Dalam Rapat Paripurna tersebut, Wakil Ketua DPR RI, Adies Kadir, melemparkan pertanyaan kepada para fraksi DPR yang hadir, untuk meminta persetujuan sebelum mengetuk palu guna mengesahkan RUU Minerba tersebut menjadi Undang-undang.
"Apakah dapat disetujui untuk disahkan menjadi undang-undang?" kata Adies di DPR RI, Senayan, Jakarta, Selasa, 18 Februari 2025.
Rapat Paripurna DPR RI
- VIVA.co.id/M Ali Wafa
"Setuju," jawab seluruh fraksi DPR yang hadir, untuk kemudian disusul dengan ketukan palu tanda pengesahan.
Diketahui, sebelumnya dalam Rapat Pleno Baleg DPR RI pada Senin, 17 Februari 2025 kemarin, Ketua Panja RUU Minerba Baleg DPR, Martin Manurung mengatakan, pengesahan itu dilakukan usai rampungnya Daftar Inventarisasi Masalah (DIM) RUU Minerba, yang telah dibahas dalam rapat tertutup pada 12-15 Februari 2025 lalu.

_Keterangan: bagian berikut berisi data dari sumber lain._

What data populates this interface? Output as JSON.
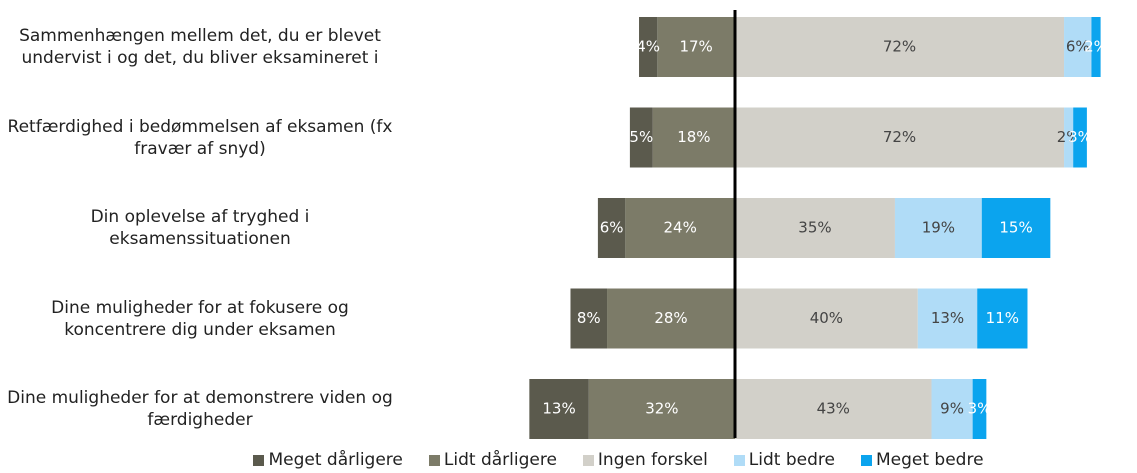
{
  "chart_data": {
    "type": "diverging-bar",
    "categories": [
      "Sammenhængen mellem det, du er blevet undervist i og det, du bliver eksamineret i",
      "Retfærdighed i bedømmelsen af eksamen (fx fravær af snyd)",
      "Din oplevelse af tryghed i eksamenssituationen",
      "Dine muligheder for at fokusere og koncentrere dig under eksamen",
      "Dine muligheder for at demonstrere viden og færdigheder"
    ],
    "series": [
      {
        "name": "Meget dårligere",
        "color": "#5b5a4d",
        "values": [
          4,
          5,
          6,
          8,
          13
        ],
        "value_labels": [
          "4%",
          "5%",
          "6%",
          "8%",
          "13%"
        ]
      },
      {
        "name": "Lidt dårligere",
        "color": "#7c7b68",
        "values": [
          17,
          18,
          24,
          28,
          32
        ],
        "value_labels": [
          "17%",
          "18%",
          "24%",
          "28%",
          "32%"
        ]
      },
      {
        "name": "Ingen forskel",
        "color": "#d2d0c9",
        "values": [
          72,
          72,
          35,
          40,
          43
        ],
        "value_labels": [
          "72%",
          "72%",
          "35%",
          "40%",
          "43%"
        ]
      },
      {
        "name": "Lidt bedre",
        "color": "#b0dcf7",
        "values": [
          6,
          2,
          19,
          13,
          9
        ],
        "value_labels": [
          "6%",
          "2%",
          "19%",
          "13%",
          "9%"
        ]
      },
      {
        "name": "Meget bedre",
        "color": "#0ba4ee",
        "values": [
          2,
          3,
          15,
          11,
          3
        ],
        "value_labels": [
          "2%",
          "3%",
          "15%",
          "11%",
          "3%"
        ]
      }
    ]
  }
}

Hingga pada Rapat Pleno di tanggal 17 Februari 2025 tersebut, RUU Minerba itu pun disempurnakan dimana Baleg DPR akhirnya mengambil keputusan terkait kelanjutan pembahasan tingkat kedua.

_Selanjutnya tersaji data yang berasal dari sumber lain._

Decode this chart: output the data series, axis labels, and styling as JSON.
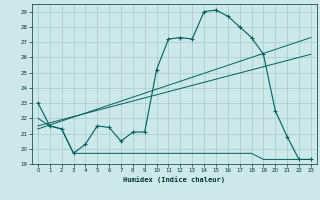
{
  "xlabel": "Humidex (Indice chaleur)",
  "background_color": "#cce8e8",
  "grid_color": "#aacfcf",
  "line_color": "#006060",
  "xlim": [
    -0.5,
    23.5
  ],
  "ylim": [
    19,
    29.5
  ],
  "yticks": [
    19,
    20,
    21,
    22,
    23,
    24,
    25,
    26,
    27,
    28,
    29
  ],
  "xticks": [
    0,
    1,
    2,
    3,
    4,
    5,
    6,
    7,
    8,
    9,
    10,
    11,
    12,
    13,
    14,
    15,
    16,
    17,
    18,
    19,
    20,
    21,
    22,
    23
  ],
  "series1_x": [
    0,
    1,
    2,
    3,
    4,
    5,
    6,
    7,
    8,
    9,
    10,
    11,
    12,
    13,
    14,
    15,
    16,
    17,
    18,
    19,
    20,
    21,
    22,
    23
  ],
  "series1_y": [
    23.0,
    21.5,
    21.3,
    19.7,
    20.3,
    21.5,
    21.4,
    20.5,
    21.1,
    21.1,
    25.2,
    27.2,
    27.3,
    27.2,
    29.0,
    29.1,
    28.7,
    28.0,
    27.3,
    26.2,
    22.5,
    20.8,
    19.3,
    19.3
  ],
  "series2_x": [
    0,
    1,
    2,
    3,
    4,
    5,
    6,
    7,
    8,
    9,
    10,
    11,
    12,
    13,
    14,
    15,
    16,
    17,
    18,
    19,
    20,
    21,
    22,
    23
  ],
  "series2_y": [
    22.0,
    21.5,
    21.3,
    19.7,
    19.7,
    19.7,
    19.7,
    19.7,
    19.7,
    19.7,
    19.7,
    19.7,
    19.7,
    19.7,
    19.7,
    19.7,
    19.7,
    19.7,
    19.7,
    19.3,
    19.3,
    19.3,
    19.3,
    19.3
  ],
  "series3_x": [
    0,
    23
  ],
  "series3_y": [
    21.5,
    26.2
  ],
  "series4_x": [
    0,
    23
  ],
  "series4_y": [
    21.3,
    27.3
  ]
}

"Pada tanggal 17 Februari 2025, Tim Perumus Tim Sinkronisasi telah menyelesaikan penyempurnaan redaksional dan telah menyampaikan kepada Panja, naskah Rancangan Undang-Undang tentang Perubahan keempat atas Undang-Undang Nomor 4 Tahun 2009 tentang Pertambangan Mineral dan Batu Bara," kata Martin, dikutip Selasa, 18 Februari 2025.

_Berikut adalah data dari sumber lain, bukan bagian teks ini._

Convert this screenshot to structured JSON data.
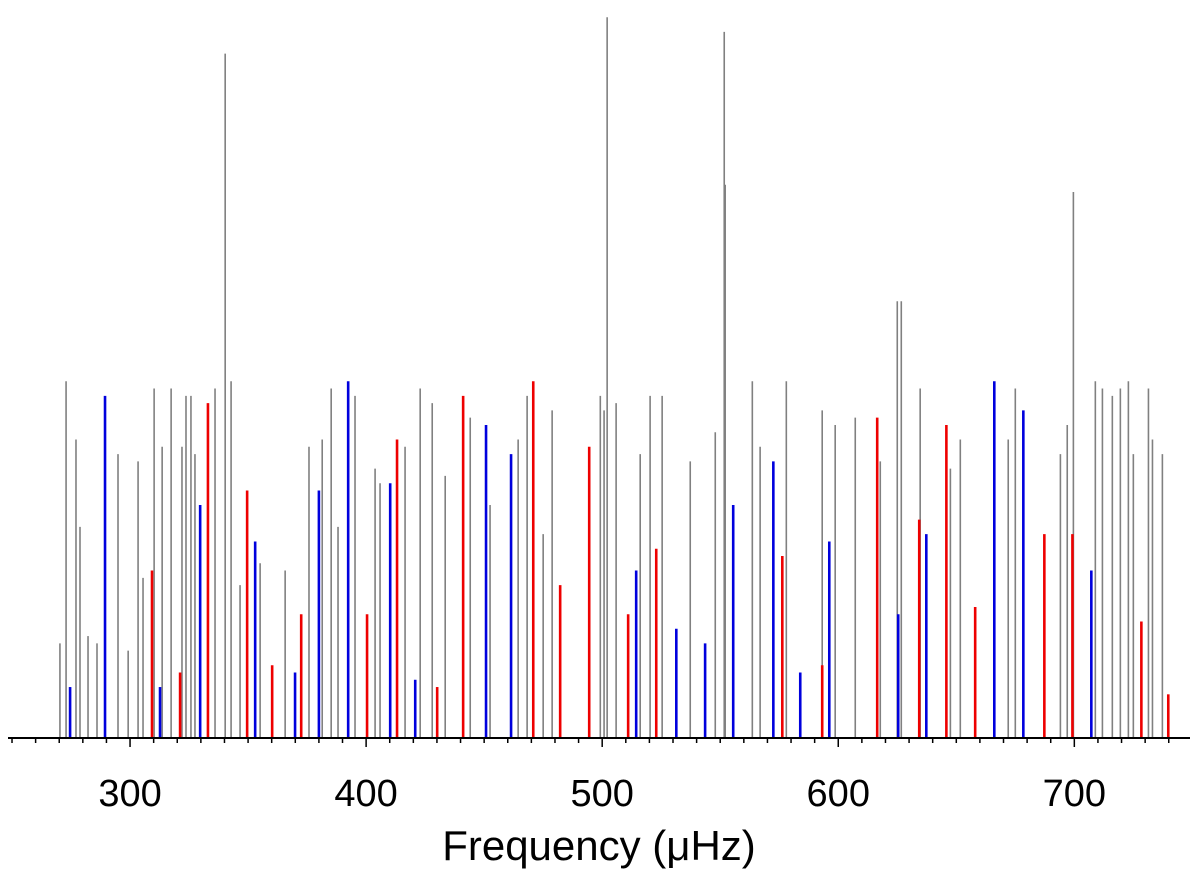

Berikut adalah garis besar dari sejumlah perubahan dan penambahan pasal yang disahkan dalam Revisi UU Minerba, yang telah direvisi dari UU Minerba sebelumnya:
1. Perbaikan pasal-pasal yang terkait dengan Putusan Mahkamah Konstitusi (MK), yaitu Pasal 17A, Pasal 22A, Pasal 31A, dan Pasal 169A.
2. Pasal 1 Angka 16 mengenai perubahan definisi Studi Kelayakan.
3. Pasal 5 mengenai kewajiban pemegang IUP atau IUPK pada tahap kegiatan operasi produksi untuk memenuhi kebutuhan dalam negeri sebelum ekspor dan mengutamakan pemenuhan kebutuhan badan usaha milik negara yang menguasai hajat hidup orang banyak.
4. Pasal 35 Ayat 5, Pasal 51 Ayat 4 dan Ayat 5, serta Pasal 60 Ayat 4 dan Ayat 5 terkait perizinan berusaha dan mineral logam dan pemberian dengan cara prioritas WIUP batu bara mengikuti mekanisme sistem perizinan berusaha terintegrasi secara elektronik yang dikelola oleh pemerintah pusat.
5. Pasal 100 Ayat 2 terkait pelaksanaan reklamasi dan pelindungan dampak pasca tambang bagi masyarakat dan daerah, menteri melibatkan pemerintah daerah.
6. Pasal 108 mengenai program pengembangan dan pemberdayaan masyarakat dengan penekanan pada masyarakat lokal yang ada di sekitar kawasan tambang dan masyarakat adat melalui:
a). Program Tanggungjawab Sosial dan Lingkungan,
b). Pelibatan masyarakat lokal dan masyarakat adat yang berada di wilayah pertambangan dalam kegiatan pertambangan dan,
c). Program kemitraan usaha dan pemberdayaan ekonomi berbasis komunitas,
7. Pasal 169A memasukkan ketentuan terkait Audit Lingkungan.
8. Pasal 171B terkait IUP yang diterbitkan sebelum berlakunya Undang-Undang ini dan terdapat permasalahan tumpang tindih sebagian atau seluruh WIUP-nya berdasarkan hasil evaluasi pemerintah pusat dicabut dan dikembalikan kepada negara.
9. Pasal 174A terkait Pemantauan dan Peninjauan Undang-Undang.
10. Pasal 176B terkait IUP yang diterbitkan sebelum berlakunya UU ini dan terdapat permasalahan tumpang tindih.
11. Penambahan pasal 51A dan 60A terkait dengan pemberian WIUP mineral logam dan batu bara secara prioritas kepada BUMN, BUMD, dan badan usaha swasta untuk kepentingan perguruan tinggi.
12. Pasal 51B dan 61B terkait pemberian WIUP mineral logam dan batu bara dalam rangka hilirisasi kepada BUMN dan badan usaha swasta secara prioritas.
13. Pasal 60 terkait pemberian WIUP batu bara kepada badan usaha, koperasi, perusahaan perseorangab, badan usaha kecil dan menengah, atau badan usaha ormas keagamaan dengan cara lelang dan pemberian prioritas.